Sexo e exames também são cercados de dúvidas
Fazer ou não sexo grávida, segundo a especialista, é outra questão cercada de mitos. É comum dizerem que é melhor não fazer.
“Há quem pense que o pênis pode ir tão fundo na penetração a ponto de machucar o bebê, mas não é verdade. Ele está protegido no útero”. Se a gravidez é saudável, sem ameaça de aborto, de parto prematuro ou sangramentos, não há razão para restringir e o sexo faz bem, diz.
O fato de as pessoas generalizarem quando não deveriam, segundo ela, atrapalha. “Uma gestação não é igual à outra e para estabelecer se determinado caso se aplica a sua a mulher deve conversar com o médico, sem ter vergonha de perguntar. E ele deve estar disposto a ouvir e a acolhê-la”.
Outras questões são apontadas por Olímpio Filho, da Febrasgo. Uma diz que “o exame Papanicolau – que previne o câncer de colo de útero – não deve ser feito porque pode provocar aborto”. O que não tem fundamento, assegura. Outra aponta que exames de raio-x podem causar malformação no bebê. “Mas precisaria de uma quantidade muito grande de radiação para isso e não é o caso”, complementa Mantelli.
Riscos de malformação e outros problemas existem, diz ele, se a grávida ingere bebidas alcoólicas. “Tem gente que acha que beber só uma tacinha ou copo não tem problema. Mas faz mal, sim. Não tem dose segura de álcool na gravidez”.
“O mais importante é viver esse momento”
Nos Estados Unidos, o “É preciso comer por dois” é apontado por uma americana como “o maior mito de todos” em um fórum na internet sobre o assunto. Outra conta ter ouvido que “desejar demais” ou não satisfazer certos desejos por alimentos poderia causar marcas de nascença ou fazer mal ao bebê. Já no Uruguai, a jornalista Ana Pais, de 32 anos, ouviu que não deveria tomar banho de mar nem de piscina – o que Mantelli aponta como mito – e estava com espinhas no rosto quando lhe disseram que “vai ter menina, porque quando é menina ela rouba a beleza da mãe”. Ela está grávida, porém, de um menino, Teo, e ouviu do médico que as espinhas se deviam a hormônios.

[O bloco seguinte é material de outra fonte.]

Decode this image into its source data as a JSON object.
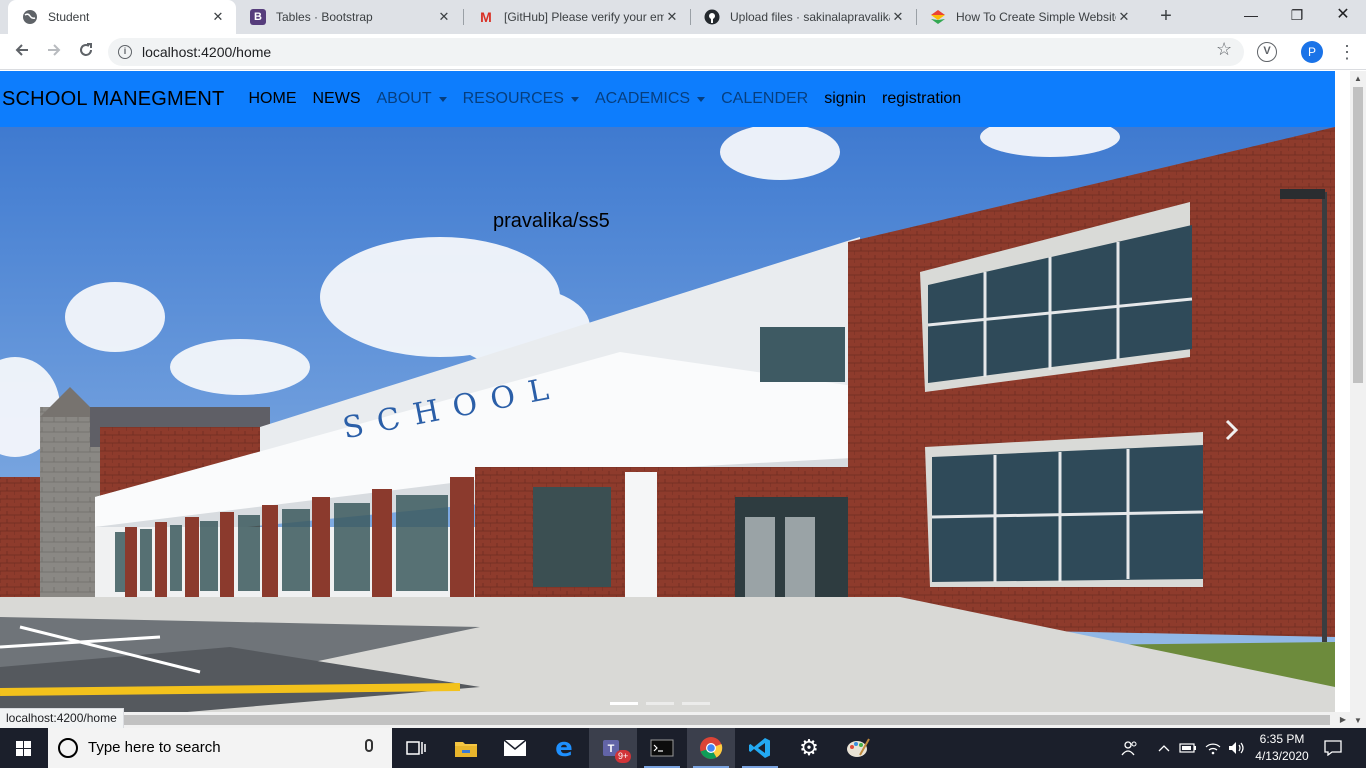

“Eu sabia que não tinha fundamento, mas fiquei em choque. Como alguém pode dizer uma coisa dessas?”, disse à BBC Brasil. “Quando você está grávida é como se abrisse uma porta para as pessoas lhe dizerem o que quiserem. E aí falam abertamente se você está magra, gorda, feia, como essa mulher me disse”.
A economista Victoria Zorrilla, de 34 anos e também uruguaia, teve um sentimento parecido quando engravidou. O mito que “perturbou”, disse à BBC, foi o de que “não deveria ganhar mais de 1 quilo por mês”.
“Acredito que você deve cuidar de si mesmo e comer de forma saudável, mas o foco não deve ser apenas no número em uma balança”, frisa. “Cada mulher é diferente e ter um padrão ajuda, mas acredito que não deve ser algo obsessivo”, acrescenta ela, mãe de Matias, prestes a completar 2 anos. O mais importante se a gravidez está bem, resume, “é se livrar de todas as pressões desnecessárias e viver esse momento”.